Had RR for example, not withdrawn from the US Millennium Challenge Corporation Negotiations, or refused to offer India and Japan, apparently under instigation of China, the contract for developing and operating the Colombo Harbour East Container Terminal, or for that matter, kept its “predator friend” China at equidistance as between Sri Lanka and the West, it is doubtful whether UNHCR resolution would have been passed or EU would have issued the said threat.
Historically, the US and the West are notorious for trampling human rights in so many developing countries to protect the interests of imperialism and Western hegemony. Likewise, terrorism and counter terrorism are highly undefined terminologies popularised by US after S11 that gave a free hand to governments in power to arrest, torture, incarcerate and even kill their political opponents by condemning them as terrorists.

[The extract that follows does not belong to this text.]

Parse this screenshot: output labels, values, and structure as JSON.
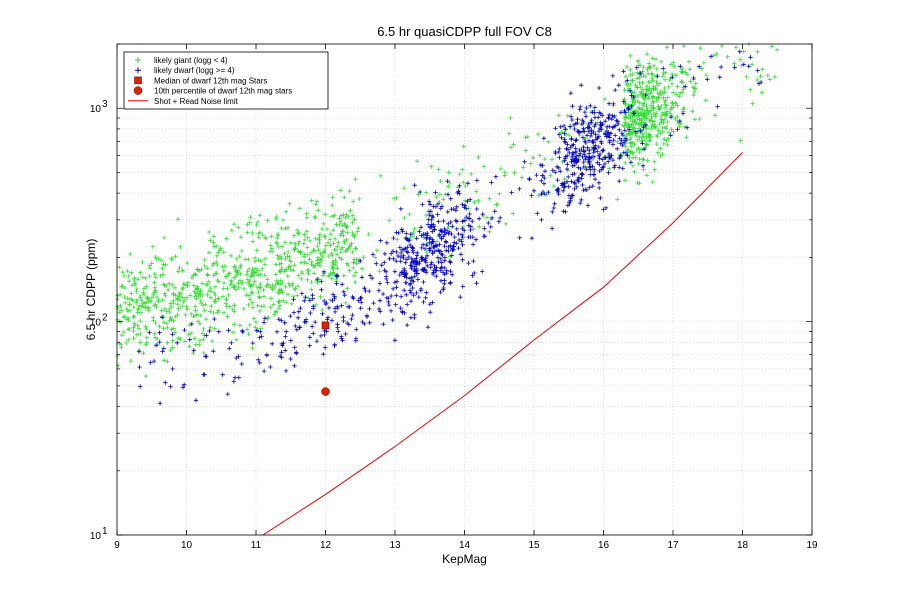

For instance, as Roberts meticulously researched and argued, it was as part of George Bush’s diplomatic manoeuvre to win China’s support at the UN for US Global War on Terror (GWOT) and subsequently for US invasion of Afghanistan and Iraq that he conceded China’s request to include in the UN list of terror groups, the Eastern Turkistan Islamic Movement (ETIM), which, as China alleged, to have supported the Uyghur demand for a Xinjiang Uygur Autonomous Region.
It was this US sacrifice of Uyghurs in the interest of US inspired GWOT that ultimately led to the current tragedy of “cultural genocide” of Uyghurs unleashed by Xi Jinping’s Communist China (Sean R. Roberts, ‘The War on The Uyghurs,’ Princeton and Oxford: Princeton University Press, 2020). Now Joe Biden is shedding crocodile tears for Uyghur sufferings. Thus, the West’s tears for human rights in Sri Lanka and elsewhere, and EU’s concerns about POTA are covers to get RR to change its foreign policy. What has this got to do with IMF financial assistance?
There are two or three ways of benefiting by seeking help from the IMF. Firstly, and as pointed out earlier, it is the cheapest source of credit available in the market, but subject to certain conditions.
Secondly, approaching the IMF gives an indication to Western powers that Sri Lanka has re-joined the IMF family and is prepared to play even-handedly at least between the West and China. This does not mean that Sri Lanka has to cut off its friendship with China. It calls for a diplomatic game of delicately balancing the country’s own interests with competing powers and their conflicting demands, which requires professional expertise that unfortunately seems to be in short supply within RR.
Thirdly, it may open the doors for more financial and other assistance from countries like India and Japan. If RR gets closer to India for example, Prime Minister Modi’s insistence on implementing the controversial 13th Amendment may remain just rhetoric and to the disappointment of Tamils.
However, assistance from the IMF alone is not going to be a panacea for Sri Lanka’s multidimensional crisis. At least it can bring relief in one area. In the final analysis RR’s economic and foreign policies must be ruled by pragmatism and not by unnecessary ideals and unattainable visions. At least to stop further deterioration of the economy during the little time left to this regime, will the new Finance Minister swallow the pride and approach IMF?
(The writer is attached to the School of Business & Governance, Murdoch University, Western Australia.)